If you were hoping that this was going to be the year of government action to lower prescription drug prices, I’m here to say that is not going to happen – even though the House of Representatives passed far-reaching legislation almost a year ago that would allow Medicare to begin negotiating drug prices for beneficiaries.
Recall that the 2003 law that made possible a prescription drug benefit for seniors prohibits the government from negotiating with drug companies in order to lower prices. The Senate has not taken up the bill, and Congress will have to start over in the next session.
In late summer President Donald Trump issued four executive orders that might have given Americans hope that help was on the way. One order would have allowed some drugs to be imported from Canada. Another made changes in the way discounts negotiated by pharmacy benefit managers are passed on to Medicare beneficiaries, and a third would have required government-sponsored dispensaries to make insulin and epinephrine available to low-income Americans without health insurance or who have insurance with high copays. Dispensaries were already making those drugs effectively free for low-income patients.
Then in mid-September the president announced a fourth order that would allow Medicare to refuse to pay for drugs in the U.S. that cost more than what they do in other countries, a policy sometimes called international reference pricing or “most favored nations” policy.
All these proposals are pretty much empty promises until there is a concrete legislative or regulatory framework for implementing them. They are, in effect, symbolic political gestures. “An executive order does not necessarily do anything,” says Loren Adler, associate director of the USC-Brookings Schaeffer Initiative for Health Policy. “They lack pretty critical details, and the actual rules do not exist.”
Legal scholars also raised questions about how these proposals would actually work. Rachel Sachs of the Washington University School of Law and Nicholas Bagley of the University of Michigan School of Law noted, for example, when it comes to importing drugs from Canada, the government “has offered very limited guidance to the states on how they might show that importation might reduce costs.”
The president also announced one more initiative: sending a $200 drug discount card to millions of seniors to help pay for some of their medications, which certainly can be high.
Such a card would hardly dent the bill for some of the newer medications such as those used to treat Crohn’s disease that can cost upward of $20,000 for a course of treatment.
Trump said the cards would be “incredible.” But getting them into the hands of Medicare beneficiaries is proving to be less than easy. The general counsel at the administration’s Department of Health and Human Services warned last week that the plan could violate election law by inappropriately using federal funds only a few weeks before an election. The plan, estimated to cost around $8 billion, would be paid for by taking money out of one of the Medicare trust funds. One trust fund is financed by payroll taxes and pays for beneficiaries’ Part A hospital coverage. The other fund is financed by funds from Congress and premiums beneficiaries pay for Part B physician and outpatient services and for Part D drug coverage.
A report from Medicare’s trustees released last spring noted the Part A fund is “not adequately financed over the next 10 years.”
It’s hard to see how sending current beneficiaries a one-time small gift card won’t make a looming problem for Medicare even worse.
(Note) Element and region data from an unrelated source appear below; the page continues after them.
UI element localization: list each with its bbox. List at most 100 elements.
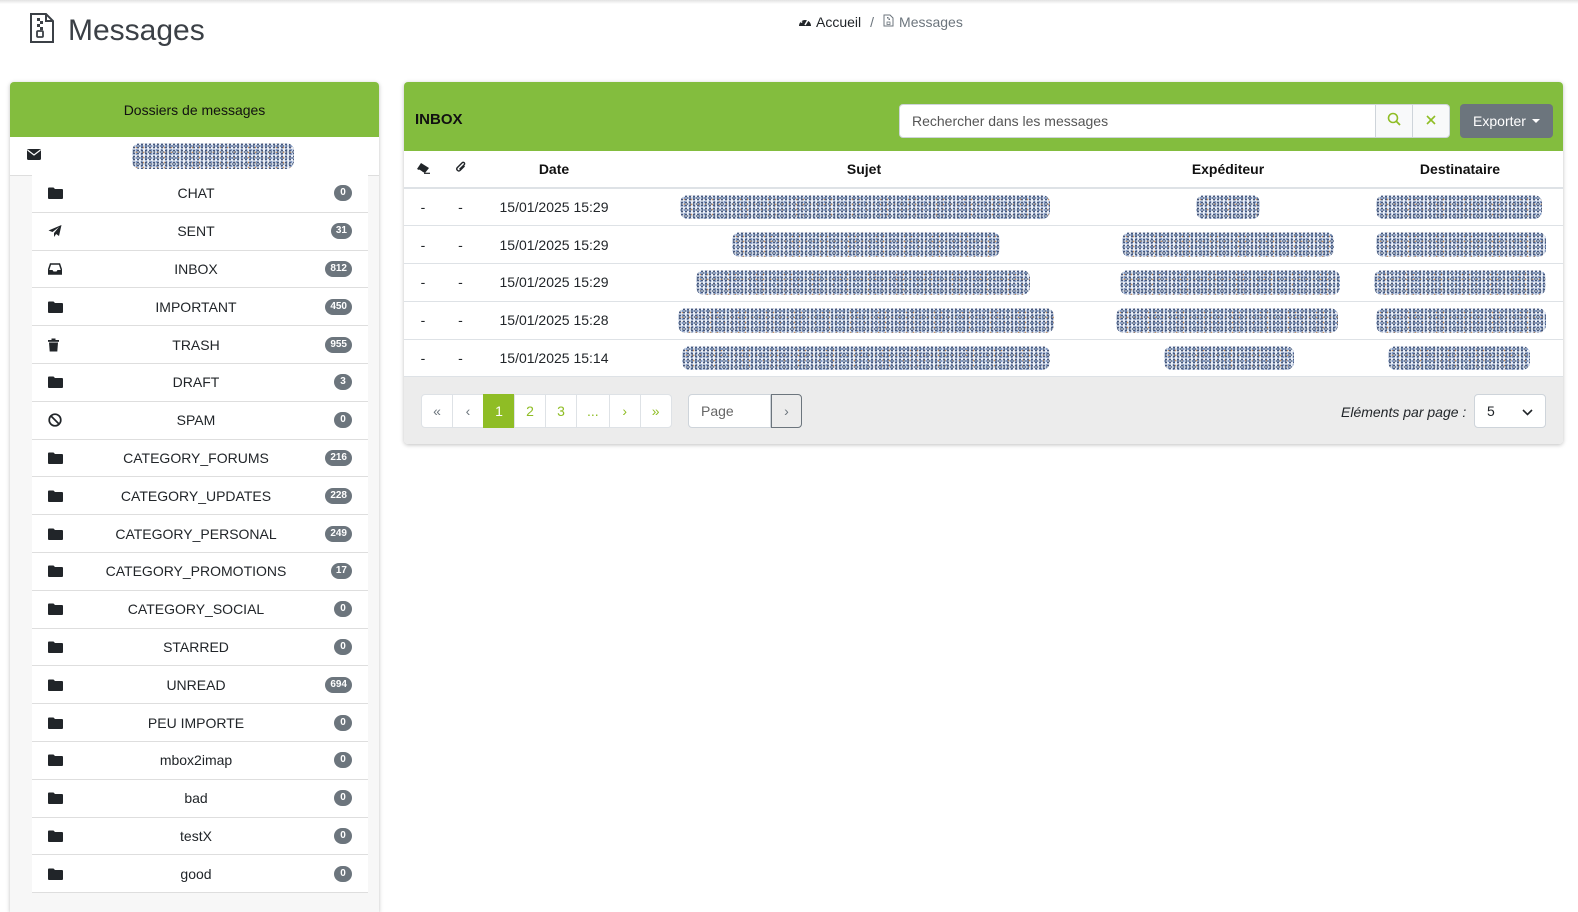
message-recipient [1357,263,1563,302]
search-group [899,104,1450,138]
folder-item-bad[interactable]: bad 0 [32,779,368,818]
message-date: 15/01/2025 15:14 [479,339,629,378]
previous-page-button[interactable]: ‹ [452,394,484,428]
folder-item-trash[interactable]: TRASH 955 [32,326,368,364]
folder-item-category-updates[interactable]: CATEGORY_UPDATES 228 [32,477,368,516]
folder-count-badge: 0 [334,752,352,769]
redacted-sender [1120,270,1340,295]
message-read-status: - [404,188,442,227]
folder-item-inbox[interactable]: INBOX 812 [32,250,368,289]
folders-panel-header: Dossiers de messages [10,82,379,137]
message-attachment: - [442,301,479,340]
message-read-status: - [404,301,442,340]
message-sender [1099,225,1357,265]
close-icon [1426,112,1436,130]
column-read-status[interactable] [404,151,442,189]
folder-item-category-promotions[interactable]: CATEGORY_PROMOTIONS 17 [32,552,368,591]
folder-item-good[interactable]: good 0 [32,855,368,894]
export-dropdown-button[interactable]: Exporter [1460,104,1553,138]
message-subject [629,263,1099,302]
envelope-icon [27,147,41,165]
message-row[interactable]: - -15/01/2025 15:29 [404,263,1563,302]
pagination-ellipsis[interactable]: ... [576,394,610,428]
folder-item-testx[interactable]: testX 0 [32,817,368,856]
folder-item-starred[interactable]: STARRED 0 [32,628,368,667]
last-page-button[interactable]: » [639,394,672,428]
folder-item-mbox2imap[interactable]: mbox2imap 0 [32,741,368,780]
folder-name: CHAT [177,185,215,202]
folder-name: CATEGORY_SOCIAL [127,601,265,618]
message-attachment: - [442,225,479,265]
message-read-status: - [404,339,442,378]
column-date[interactable]: Date [479,151,629,189]
column-attachment[interactable] [442,151,479,189]
folder-item-category-personal[interactable]: CATEGORY_PERSONAL 249 [32,515,368,553]
message-attachment: - [442,263,479,302]
folders-panel-title: Dossiers de messages [123,101,266,118]
breadcrumb: Accueil / Messages [798,14,963,30]
folder-count-badge: 3 [334,374,352,391]
message-subject [629,188,1099,227]
folder-item-category-social[interactable]: CATEGORY_SOCIAL 0 [32,590,368,629]
eraser-icon [416,161,430,177]
redacted-recipient [1376,307,1546,333]
message-search-input[interactable] [899,104,1376,138]
folder-item-peu-importe[interactable]: PEU IMPORTE 0 [32,704,368,742]
folder-item-unread[interactable]: UNREAD 694 [32,666,368,705]
message-recipient [1357,225,1563,265]
page-3-button[interactable]: 3 [545,394,577,428]
message-date: 15/01/2025 15:29 [479,225,629,265]
folder-name: mbox2imap [159,752,233,769]
message-row[interactable]: - -15/01/2025 15:29 [404,188,1563,227]
folder-name: STARRED [163,638,229,655]
redacted-recipient [1376,195,1542,220]
message-subject [629,339,1099,378]
redacted-sender [1164,345,1294,371]
column-subject[interactable]: Sujet [629,151,1099,189]
message-row[interactable]: - -15/01/2025 15:14 [404,339,1563,378]
message-attachment: - [442,188,479,227]
page-jump-group: › [688,394,802,428]
folder-count-badge: 0 [334,185,352,202]
folder-count-badge: 955 [325,336,352,353]
items-per-page-select[interactable]: 5 [1474,394,1546,428]
column-sender[interactable]: Expéditeur [1099,151,1357,189]
folder-item-important[interactable]: IMPORTANT 450 [32,288,368,327]
folder-item-chat[interactable]: CHAT 0 [32,175,368,213]
folder-item-category-forums[interactable]: CATEGORY_FORUMS 216 [32,439,368,478]
mail-account-row[interactable] [10,137,379,176]
folder-name: bad [184,790,208,807]
redacted-sender [1122,232,1334,258]
search-button[interactable] [1376,104,1413,138]
redacted-account-name [132,143,294,169]
page-number-input[interactable] [688,394,771,428]
column-recipient[interactable]: Destinataire [1357,151,1563,189]
folder-item-spam[interactable]: SPAM 0 [32,401,368,440]
folder-count-badge: 694 [325,676,352,693]
redacted-subject [732,232,1000,258]
folder-item-draft[interactable]: DRAFT 3 [32,363,368,402]
go-to-page-button[interactable]: › [771,394,802,428]
breadcrumb-separator: / [870,14,875,30]
breadcrumb-home-label: Accueil [816,14,862,30]
folder-count-badge: 249 [325,525,352,542]
folder-list: CHAT 0 SENT 31 INBOX 812 IMPORTANT 450 TRASH 955 D… [32,175,368,894]
page-2-button[interactable]: 2 [514,394,546,428]
message-row[interactable]: - -15/01/2025 15:28 [404,301,1563,340]
clear-search-button[interactable] [1413,104,1450,138]
first-page-button[interactable]: « [421,394,453,428]
breadcrumb-home[interactable]: Accueil [798,14,861,30]
folder-count-badge: 0 [334,412,352,429]
file-zipper-small-icon [883,14,894,30]
page-1-button[interactable]: 1 [483,394,515,428]
folder-count-badge: 0 [334,827,352,844]
redacted-subject [678,307,1054,333]
redacted-recipient [1388,345,1530,371]
folder-name: SENT [177,223,215,240]
redacted-subject [680,195,1050,220]
message-row[interactable]: - -15/01/2025 15:29 [404,225,1563,265]
message-date: 15/01/2025 15:29 [479,263,629,302]
next-page-button[interactable]: › [608,394,641,428]
folder-item-sent[interactable]: SENT 31 [32,212,368,251]
file-zipper-icon [28,12,56,49]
While it seems that official proposals to lower prescription drug prices won’t make a difference any time soon, the main patient advocacy group working on the problem of high drug prices is trying to keep the issue alive. David Mitchell, who heads Patients for Affordable Drugs, told me, “We want to do everything in our power to ensure drug prices are part of the election.” He said the group is calling on people nationally and in 15 key battleground states to vote for candidates who will stand up to Big Pharma and fight for lower drug prices.
I have never seen this much public interest in pharmaceutical prices during an election campaign. In many states, candidates for major U.S. Senate races are touting their records on prescription drugs and plans for dealing with high prices should they be elected.
Yet reality intrudes. Says Dr. Peter Bach who heads the Center for Health Policy Outcomes at Memorial Sloan-Kettering Cancer Center in New York City, “It is very hard to fix drug pricing in the U.S.”